L’histoire
Lise avait donné à bail à long terme à Luc et son épouse des parcelles de terre en nature de labour. Avec la crise économique, Luc avait rencontré des difficultés financières et accumulé des retards dans le paiement des fermages. Aussi, Lise avait-elle adressé à Luc et à son épouse une mise en demeure d’avoir à régler les fermages des années 2019 et 2020.
Le contentieux
La mise en demeure étant restée sans effet au bout d’un délai de trois mois, Lise avait saisi le tribunal paritaire des baux ruraux en paiement des fermages arriérés et en résiliation du bail. Sa requête paraissait solide, fondée sur l’article L. 411-31 du code rural. Ce texte dispose que le bailleur peut demander la résiliation du bail s’il justifie de deux défauts de paiement de fermage ayant persisté à l’expiration d’un délai de trois mois après mise en demeure postérieure à l’échéance.

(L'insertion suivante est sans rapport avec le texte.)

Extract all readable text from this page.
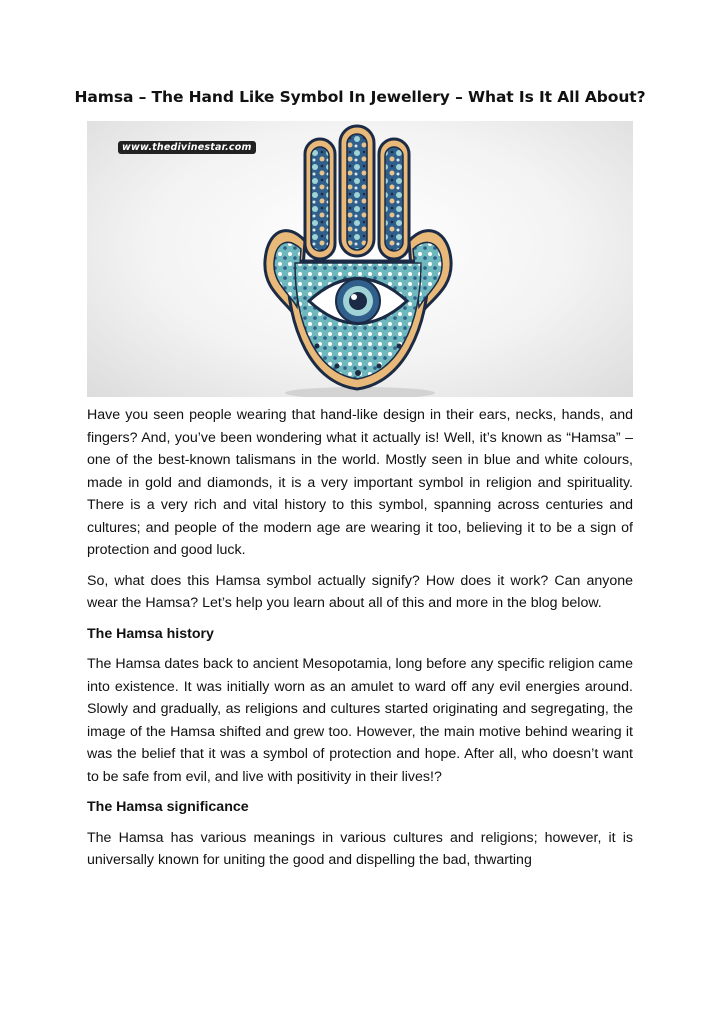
Hamsa – The Hand Like Symbol In Jewellery – What Is It All About?
www.thedivinestar.com

Have you seen people wearing that hand-like design in their ears, necks, hands, and fingers? And, you’ve been wondering what it actually is! Well, it’s known as “Hamsa” – one of the best-known talismans in the world. Mostly seen in blue and white colours, made in gold and diamonds, it is a very important symbol in religion and spirituality. There is a very rich and vital history to this symbol, spanning across centuries and cultures; and people of the modern age are wearing it too, believing it to be a sign of protection and good luck.

So, what does this Hamsa symbol actually signify? How does it work? Can anyone wear the Hamsa? Let’s help you learn about all of this and more in the blog below.

The Hamsa history

The Hamsa dates back to ancient Mesopotamia, long before any specific religion came into existence. It was initially worn as an amulet to ward off any evil energies around. Slowly and gradually, as religions and cultures started originating and segregating, the image of the Hamsa shifted and grew too. However, the main motive behind wearing it was the belief that it was a symbol of protection and hope. After all, who doesn’t want to be safe from evil, and live with positivity in their lives!?

The Hamsa significance

The Hamsa has various meanings in various cultures and religions; however, it is universally known for uniting the good and dispelling the bad, thwarting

Et la jurisprudence admet que lorsque deux incidents de paiement se rapportent à des termes différents, une seule mise en demeure suffit. Pour Lise, la cause était entendue. En l’absence de paiement par Luc dans le délai de rigueur, la résiliation du bail était encourue.
« Les retards avaient trouvé leur origine dans la conjoncture économique »
Mais Luc s’était défendu. Il ne pouvait envisager la perte de son outil de travail. En effet, l’article L. 411-31 du code rural précise que les défauts de paiement de fermage ne peuvent être invoqués en cas de raisons sérieuses et légitimes. Or Luc avait expliqué aux juges que les retards de paiement avaient trouvé leur origine dans la conjoncture économique extrêmement difficile qu’il avait rencontrée, qui avait d’ailleurs donné lieu à une ordonnance de conciliation dans le cadre d’un règlement amiable ouvert par le tribunal judiciaire. Il s’agissait de raisons sérieuses et légitimes, selon lui, qui devaient faire obstacle à la résiliation judiciaire demandée par Lise.
Les juges lui avaient donné raison. Ils avaient relevé que Luc et son épouse justifiaient de difficultés économiques tant par leur avis d’imposition sur les revenus que par l’ordonnance d’homologation d’une conciliation dans le cadre d’une procédure de règlement amiable.
Cette motivation était-elle suffisante ? Pour la haute juridiction, une réponse négative s’imposait. Elle a censuré la décision des juges, car ils n’avaient pas recherché si les difficultés économiques invoquées par Luc et son épouse résultaient de faits indépendants de leur volonté.
L’épilogue
La décision est sévère pour Luc et son épouse. Devant la cour de renvoi Luc et son épouse devront apporter tous les éléments de nature à établir que les difficultés financières rencontrées sur l’exploitation ne sont pas la résultante d’erreurs de gestion, mais ont bien été générées par une hausse incompressible des charges liée à la conjoncture économique, totalement indépendante de leur volonté.